For myself, I’ve been saying for a long time that retailers undervalue the trust level they have with consumers. They undervalue how much high trust is worth, in terms of engaged, loyal brand advocates, and they completely under-estimate how much it costs them when trust is eroded or destroyed. They could learn a lot about the value of trust.

With Aptos’s stake in the ground, the company is becoming a living test case for the value of trust. They’re not the biggest solution provider in retail, and they’ve come from a rough ride over the last several years, having gone through some acquisitions and some ownership changes, some of which created the perception in the market that the products didn’t get the attention they deserved.

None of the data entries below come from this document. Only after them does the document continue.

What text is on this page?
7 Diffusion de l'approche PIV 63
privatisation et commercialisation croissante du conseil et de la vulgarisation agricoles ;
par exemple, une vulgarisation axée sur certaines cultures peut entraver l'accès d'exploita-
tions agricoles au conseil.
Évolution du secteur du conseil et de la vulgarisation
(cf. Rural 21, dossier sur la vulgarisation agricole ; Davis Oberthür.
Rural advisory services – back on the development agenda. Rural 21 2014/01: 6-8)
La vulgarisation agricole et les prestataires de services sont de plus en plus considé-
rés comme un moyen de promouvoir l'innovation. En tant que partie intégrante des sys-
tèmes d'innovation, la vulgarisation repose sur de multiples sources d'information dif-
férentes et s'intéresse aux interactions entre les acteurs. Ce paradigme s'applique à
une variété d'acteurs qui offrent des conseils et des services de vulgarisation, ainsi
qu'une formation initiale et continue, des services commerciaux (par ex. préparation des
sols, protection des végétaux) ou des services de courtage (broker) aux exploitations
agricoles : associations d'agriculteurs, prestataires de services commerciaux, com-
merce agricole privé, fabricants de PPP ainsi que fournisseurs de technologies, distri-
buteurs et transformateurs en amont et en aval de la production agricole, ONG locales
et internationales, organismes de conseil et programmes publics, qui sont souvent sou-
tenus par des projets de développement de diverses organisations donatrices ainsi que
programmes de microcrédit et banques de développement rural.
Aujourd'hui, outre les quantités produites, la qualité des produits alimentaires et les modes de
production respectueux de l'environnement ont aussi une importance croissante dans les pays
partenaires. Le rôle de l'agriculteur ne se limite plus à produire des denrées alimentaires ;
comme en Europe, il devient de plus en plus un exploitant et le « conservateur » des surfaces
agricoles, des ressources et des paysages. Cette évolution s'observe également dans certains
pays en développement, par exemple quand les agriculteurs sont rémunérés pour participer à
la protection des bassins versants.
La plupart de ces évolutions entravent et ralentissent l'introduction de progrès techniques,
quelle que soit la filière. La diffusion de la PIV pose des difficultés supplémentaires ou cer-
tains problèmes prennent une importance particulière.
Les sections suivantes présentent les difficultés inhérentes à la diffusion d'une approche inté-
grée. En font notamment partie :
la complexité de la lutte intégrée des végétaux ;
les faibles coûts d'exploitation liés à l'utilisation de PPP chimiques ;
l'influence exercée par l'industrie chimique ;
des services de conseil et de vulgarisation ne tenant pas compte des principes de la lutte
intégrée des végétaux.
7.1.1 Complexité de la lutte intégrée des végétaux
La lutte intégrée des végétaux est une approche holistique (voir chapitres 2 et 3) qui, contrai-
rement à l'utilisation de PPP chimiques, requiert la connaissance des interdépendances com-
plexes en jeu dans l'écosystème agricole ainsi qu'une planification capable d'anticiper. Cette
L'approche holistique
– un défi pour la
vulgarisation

Whatever you believe about Aptos today, if you believe that great things can be accomplished when a group of people is committed to each other and working together toward the same goal, then you better keep an eye on this company. Because they’re already actively working on their internal commitment, so much that they’re starting to take that commitment to their clients – their partners.

I believe in the power of trust and commitment. You can succeed without these things, but such success is difficult to maintain over time. I’m very interested to see if Aptos can create enough trust with the company’s customers to excel beyond peers in the industry – to prove the hard value of trust, if you will.

It’s a lesson a lot of retailers need to learn – not just internally, but with their own customers too.